Ohio’s suburbs are close to international airports for easy fly-in access and crossed by interstates for convenient arrivals by automobile.

Sure, suburbs are usually less expensive, but they still offer all the same amenities as their big-city counterparts — and even more. Only in Ohio’s suburbs will planners find venues with rolling rows of grapevines, views of a Lake Erie lighthouse or a sculpture park where they can meet in a pyramid-shaped house.


The city of Rossford sits just across the Maumee River from downtown Toledo, making it Toledo’s closest suburb. At the crossroads of Interstate 75 and the Ohio Turnpike, four hotels form a sort of mini hotel district, and “all work together,” said Beth Genson, executive director of the Rossford Convention and Visitors Bureau. The Hampton Inn and Suites has a 1,300-square-foot divisible meeting room, and the CVB once helped arrange an evening reception where attendees went from hotel to hotel.

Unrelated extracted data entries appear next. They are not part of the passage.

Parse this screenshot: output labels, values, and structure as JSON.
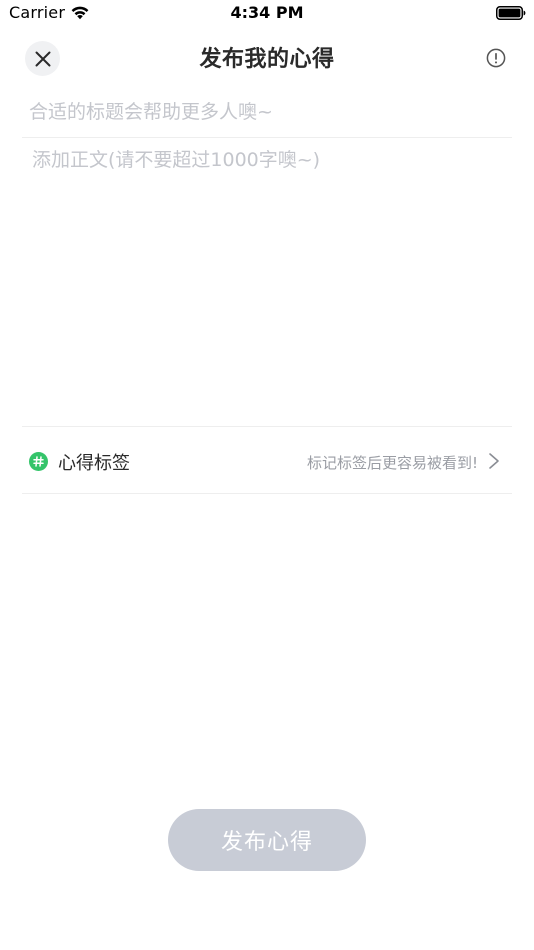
{
  "status_bar": {
    "carrier": "Carrier",
    "time": "4:34 PM"
  },
  "header": {
    "title": "发布我的心得",
    "close_icon": "close-icon",
    "info_icon": "info-icon"
  },
  "form": {
    "title_placeholder": "合适的标题会帮助更多人噢~",
    "title_value": "",
    "body_placeholder": "添加正文(请不要超过1000字噢~)",
    "body_value": ""
  },
  "tag_row": {
    "label": "心得标签",
    "hint": "标记标签后更容易被看到!",
    "icon": "hash-icon",
    "accent_color": "#34c46a"
  },
  "publish": {
    "label": "发布心得",
    "button_color": "#c8ccd6"
  }
}
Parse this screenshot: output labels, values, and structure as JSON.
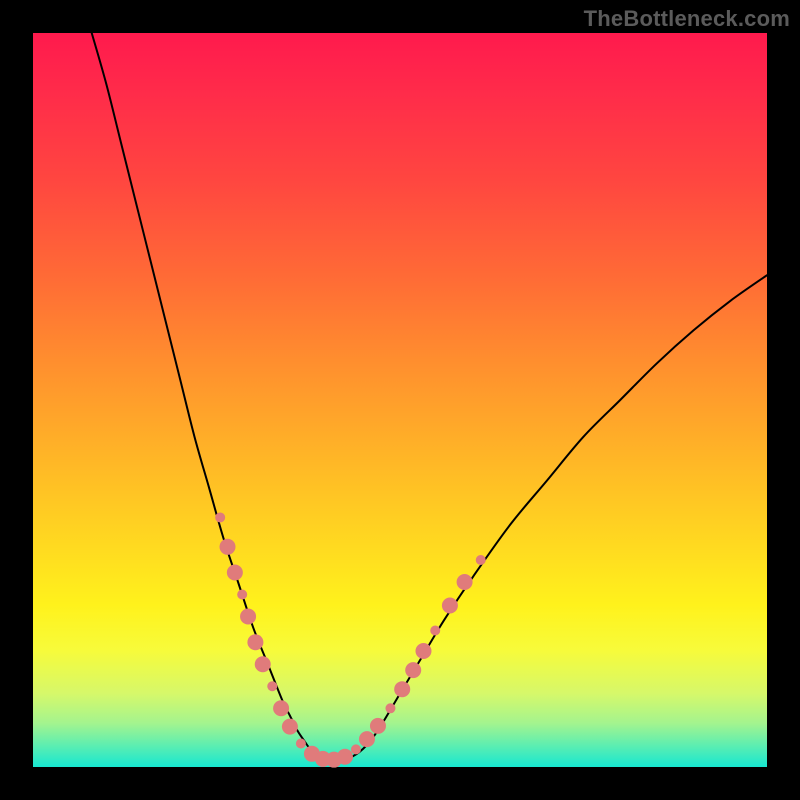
{
  "watermark": "TheBottleneck.com",
  "chart_data": {
    "type": "line",
    "title": "",
    "xlabel": "",
    "ylabel": "",
    "xlim": [
      0,
      100
    ],
    "ylim": [
      0,
      100
    ],
    "grid": false,
    "series": [
      {
        "name": "curve",
        "color": "#000000",
        "x": [
          8,
          10,
          12,
          14,
          16,
          18,
          20,
          22,
          24,
          26,
          28,
          30,
          32,
          34,
          35,
          36,
          37,
          38,
          39.5,
          41,
          43,
          45,
          47,
          50,
          53,
          56,
          60,
          65,
          70,
          75,
          80,
          85,
          90,
          95,
          100
        ],
        "y": [
          100,
          93,
          85,
          77,
          69,
          61,
          53,
          45,
          38,
          31,
          25,
          19,
          14,
          9,
          7,
          5,
          3.5,
          2.2,
          1.3,
          1.0,
          1.2,
          2.5,
          5,
          10,
          15,
          20,
          26,
          33,
          39,
          45,
          50,
          55,
          59.5,
          63.5,
          67
        ]
      }
    ],
    "markers": {
      "color": "#e07b7b",
      "radius_small": 5,
      "radius_large": 8,
      "points": [
        {
          "x": 25.5,
          "y": 34,
          "r": "small"
        },
        {
          "x": 26.5,
          "y": 30,
          "r": "large"
        },
        {
          "x": 27.5,
          "y": 26.5,
          "r": "large"
        },
        {
          "x": 28.5,
          "y": 23.5,
          "r": "small"
        },
        {
          "x": 29.3,
          "y": 20.5,
          "r": "large"
        },
        {
          "x": 30.3,
          "y": 17,
          "r": "large"
        },
        {
          "x": 31.3,
          "y": 14,
          "r": "large"
        },
        {
          "x": 32.6,
          "y": 11,
          "r": "small"
        },
        {
          "x": 33.8,
          "y": 8,
          "r": "large"
        },
        {
          "x": 35.0,
          "y": 5.5,
          "r": "large"
        },
        {
          "x": 36.5,
          "y": 3.2,
          "r": "small"
        },
        {
          "x": 38.0,
          "y": 1.8,
          "r": "large"
        },
        {
          "x": 39.5,
          "y": 1.1,
          "r": "large"
        },
        {
          "x": 41.0,
          "y": 1.0,
          "r": "large"
        },
        {
          "x": 42.5,
          "y": 1.4,
          "r": "large"
        },
        {
          "x": 44.0,
          "y": 2.4,
          "r": "small"
        },
        {
          "x": 45.5,
          "y": 3.8,
          "r": "large"
        },
        {
          "x": 47.0,
          "y": 5.6,
          "r": "large"
        },
        {
          "x": 48.7,
          "y": 8.0,
          "r": "small"
        },
        {
          "x": 50.3,
          "y": 10.6,
          "r": "large"
        },
        {
          "x": 51.8,
          "y": 13.2,
          "r": "large"
        },
        {
          "x": 53.2,
          "y": 15.8,
          "r": "large"
        },
        {
          "x": 54.8,
          "y": 18.6,
          "r": "small"
        },
        {
          "x": 56.8,
          "y": 22.0,
          "r": "large"
        },
        {
          "x": 58.8,
          "y": 25.2,
          "r": "large"
        },
        {
          "x": 61.0,
          "y": 28.2,
          "r": "small"
        }
      ]
    }
  }
}
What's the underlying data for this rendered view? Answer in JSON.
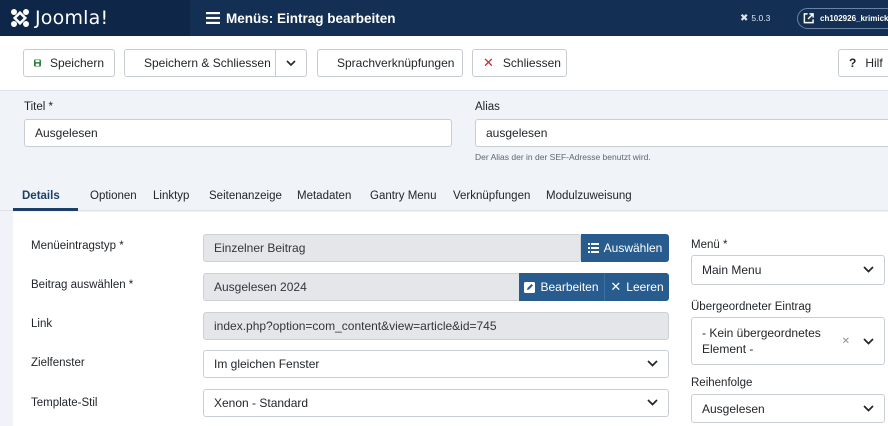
{
  "header": {
    "brand": "Joomla!",
    "title": "Menüs: Eintrag bearbeiten",
    "version": "5.0.3",
    "site_link": "ch102926_krimick"
  },
  "toolbar": {
    "save": "Speichern",
    "save_close": "Speichern & Schliessen",
    "language_links": "Sprachverknüpfungen",
    "close": "Schliessen",
    "help": "Hilf"
  },
  "form": {
    "title_label": "Titel *",
    "title_value": "Ausgelesen",
    "alias_label": "Alias",
    "alias_value": "ausgelesen",
    "alias_hint": "Der Alias der in der SEF-Adresse benutzt wird."
  },
  "tabs": [
    "Details",
    "Optionen",
    "Linktyp",
    "Seitenanzeige",
    "Metadaten",
    "Gantry Menu",
    "Verknüpfungen",
    "Modulzuweisung"
  ],
  "details": {
    "item_type_label": "Menüeintragstyp *",
    "item_type_value": "Einzelner Beitrag",
    "select_button": "Auswählen",
    "article_label": "Beitrag auswählen *",
    "article_value": "Ausgelesen 2024",
    "edit_button": "Bearbeiten",
    "clear_button": "Leeren",
    "link_label": "Link",
    "link_value": "index.php?option=com_content&view=article&id=745",
    "target_label": "Zielfenster",
    "target_value": "Im gleichen Fenster",
    "template_label": "Template-Stil",
    "template_value": "Xenon - Standard"
  },
  "sidebar_right": {
    "menu_label": "Menü *",
    "menu_value": "Main Menu",
    "parent_label": "Übergeordneter Eintrag",
    "parent_value_line1": "- Kein übergeordnetes",
    "parent_value_line2": "Element -",
    "order_label": "Reihenfolge",
    "order_value": "Ausgelesen"
  },
  "colors": {
    "header_bg": "#132f53",
    "primary_button": "#285b8e",
    "save_icon": "#2a7a3b",
    "close_icon": "#c52827"
  }
}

Rossford’s big news is Project RED, short for Rossford Entertainment District. Across the street from the Hollywood Casino Toledo, plans are in the works for a new mixed-use development that will include a 150-room hotel with a conference center, slated for spring 2019, as well as restaurants and retail space. The nearby Lake View Banquet Facility can accommodate about 200 people.

Owens Community College’s Center for Fine and Performing Arts has a 526-seat theater for presentations, speakers and movies, and the center’s glass-walled rotunda is popular for receptions.

Two recently opened air domes — Total Sports Complex and the Soccer Centre — are also available for events. With a liquor license and its own food truck, Total Sports hosts after-hours events and team-building challenges. Groups can also take a behind-the-scenes tour at Bass Pro Shops, where the CVB can sponsor a fudge tasting.



Dublin, Ohio, plays up its connections to Dublin, Ireland, but the city is much more closely associated with the city of Columbus. Dublin straddles the banks of the Scioto River just 17 miles northwest of downtown Columbus.

Dublin is home to three full-service conference hotels that can each accommodate events for about 300 people, said Pat King, national sales manager for the Dublin Convention and Visitors Bureau. The 306-room Marriott, the 284-room Embassy Suites by Hilton and the 215-room Crowne Plaza each offer about 13,000 square feet of function space.

But what “we are most excited about” is the new Bridge Park development under construction across the river from downtown. The project will include a 19,000-square-foot conference facility, called The Exchange at Bridge Park, that will connect to an adjacent 150-room AC Hotel by Marriott. The Exchange will have an event courtyard and a 9,000-square-foot ballroom and “will be the largest meeting venue in Dublin,” King said. Plans also call for a pedestrian bridge over the river connecting historic downtown to the development’s new restaurants, pubs, shops and green space.

To incorporate some Irish flair into meetings, planners can rent an entire floor of the three-story Brazenhead Irish Pub, styled after the oldest pub in Ireland, or reserve the 200-person Manor Hall at the Golf Club of Dublin, where French doors open to the Celtic Patio and views of the rolling greens.